29 points by ashvardanian ↗ HN
I want to share a really dumb, but very practical project I have packaged this summer, to perform operations on strings much faster. I was using Python to work with a multi-terabyte newline-delimited file. Reading, splitting, and shuffling it was a nightmare. So, I wrapped a trivial hardware-friendly heuristic I've been using for the last few years into a CPython library.

The part I enjoyed the most is implementing SIMD behavior without SIMD instructions... Using 64-bit words to work at 8-bit granularity. Unlike conventional SIMD, the code would remain the same for ~~almost~~ any hardware. Let this library be a reminder of how awesome bit-level hacks are! Feel free to use it when working with CommonCrawl or any other sizeable textual dataset.

5 comments

[ 3.5 ms ] story [ 26.6 ms ] thread
I took a look at Stringzilla (https://github.com/ashvardanian/stringzilla), and in addition to the impressive benchmarks, the API looks pretty straightforward. It's a new star in my collection!

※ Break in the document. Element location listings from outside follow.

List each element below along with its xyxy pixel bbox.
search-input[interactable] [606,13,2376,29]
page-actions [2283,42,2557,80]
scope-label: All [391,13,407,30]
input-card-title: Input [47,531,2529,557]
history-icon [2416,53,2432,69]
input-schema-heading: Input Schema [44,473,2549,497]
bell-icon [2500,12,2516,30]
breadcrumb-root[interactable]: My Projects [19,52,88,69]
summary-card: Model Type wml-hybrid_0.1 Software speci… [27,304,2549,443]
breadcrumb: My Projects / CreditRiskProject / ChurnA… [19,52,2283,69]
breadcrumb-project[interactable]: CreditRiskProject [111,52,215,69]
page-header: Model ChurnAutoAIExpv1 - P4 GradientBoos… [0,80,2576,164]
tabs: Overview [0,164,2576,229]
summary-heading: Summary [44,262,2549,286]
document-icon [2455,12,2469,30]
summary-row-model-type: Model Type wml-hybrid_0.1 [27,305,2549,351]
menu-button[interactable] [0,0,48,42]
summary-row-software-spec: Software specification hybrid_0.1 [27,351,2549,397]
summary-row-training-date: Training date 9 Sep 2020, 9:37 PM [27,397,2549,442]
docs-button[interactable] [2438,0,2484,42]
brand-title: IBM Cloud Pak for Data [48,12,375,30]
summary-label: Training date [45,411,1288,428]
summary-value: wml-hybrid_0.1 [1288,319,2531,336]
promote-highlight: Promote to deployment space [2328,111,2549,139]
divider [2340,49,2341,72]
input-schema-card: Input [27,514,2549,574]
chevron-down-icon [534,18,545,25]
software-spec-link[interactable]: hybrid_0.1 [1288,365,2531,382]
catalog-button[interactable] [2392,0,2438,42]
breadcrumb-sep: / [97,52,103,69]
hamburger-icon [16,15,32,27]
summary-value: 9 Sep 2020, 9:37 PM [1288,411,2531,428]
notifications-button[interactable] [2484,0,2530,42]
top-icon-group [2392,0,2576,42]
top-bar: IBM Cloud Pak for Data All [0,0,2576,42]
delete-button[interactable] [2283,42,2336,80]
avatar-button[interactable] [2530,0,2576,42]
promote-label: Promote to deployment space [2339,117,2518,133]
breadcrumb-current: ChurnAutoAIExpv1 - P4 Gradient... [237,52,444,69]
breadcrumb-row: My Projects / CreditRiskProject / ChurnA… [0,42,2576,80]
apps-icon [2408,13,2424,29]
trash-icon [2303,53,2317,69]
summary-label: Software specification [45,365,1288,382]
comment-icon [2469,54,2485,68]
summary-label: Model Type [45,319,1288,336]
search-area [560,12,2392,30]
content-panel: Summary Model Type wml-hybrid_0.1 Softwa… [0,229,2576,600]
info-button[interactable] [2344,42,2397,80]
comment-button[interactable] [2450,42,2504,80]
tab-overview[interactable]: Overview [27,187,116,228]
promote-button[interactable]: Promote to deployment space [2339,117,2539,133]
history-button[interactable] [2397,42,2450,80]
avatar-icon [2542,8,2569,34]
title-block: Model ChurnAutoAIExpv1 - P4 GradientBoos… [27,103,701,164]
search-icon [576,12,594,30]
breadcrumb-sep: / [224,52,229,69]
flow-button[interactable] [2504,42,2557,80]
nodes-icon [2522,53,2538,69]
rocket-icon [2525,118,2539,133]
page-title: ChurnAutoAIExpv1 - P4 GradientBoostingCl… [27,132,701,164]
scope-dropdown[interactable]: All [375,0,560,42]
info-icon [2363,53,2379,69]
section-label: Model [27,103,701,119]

Thanks for open-sourcing this project!

Thank you too! Once I have time to implement rsplit/rfind and similar reverse functions, it should be a drop-in replacement for the Python string.
Cool library. This sounds like SWAR (simd within a register). I’ve seen these techniques give a nice speed up especially when SIMD isn’t available or a pain (eg in Java pre-Panama).

One random sample:

https://lemire.me/blog/2022/01/21/swar-explained-parsing-eig...

Yes SWAR - even hardware supported is called SWAR though?

https://en.wikipedia.org/wiki/SWAR

We used this as far back as the eighties on 68000 machines you could do 8 bit SWAR with the 32 bit registers!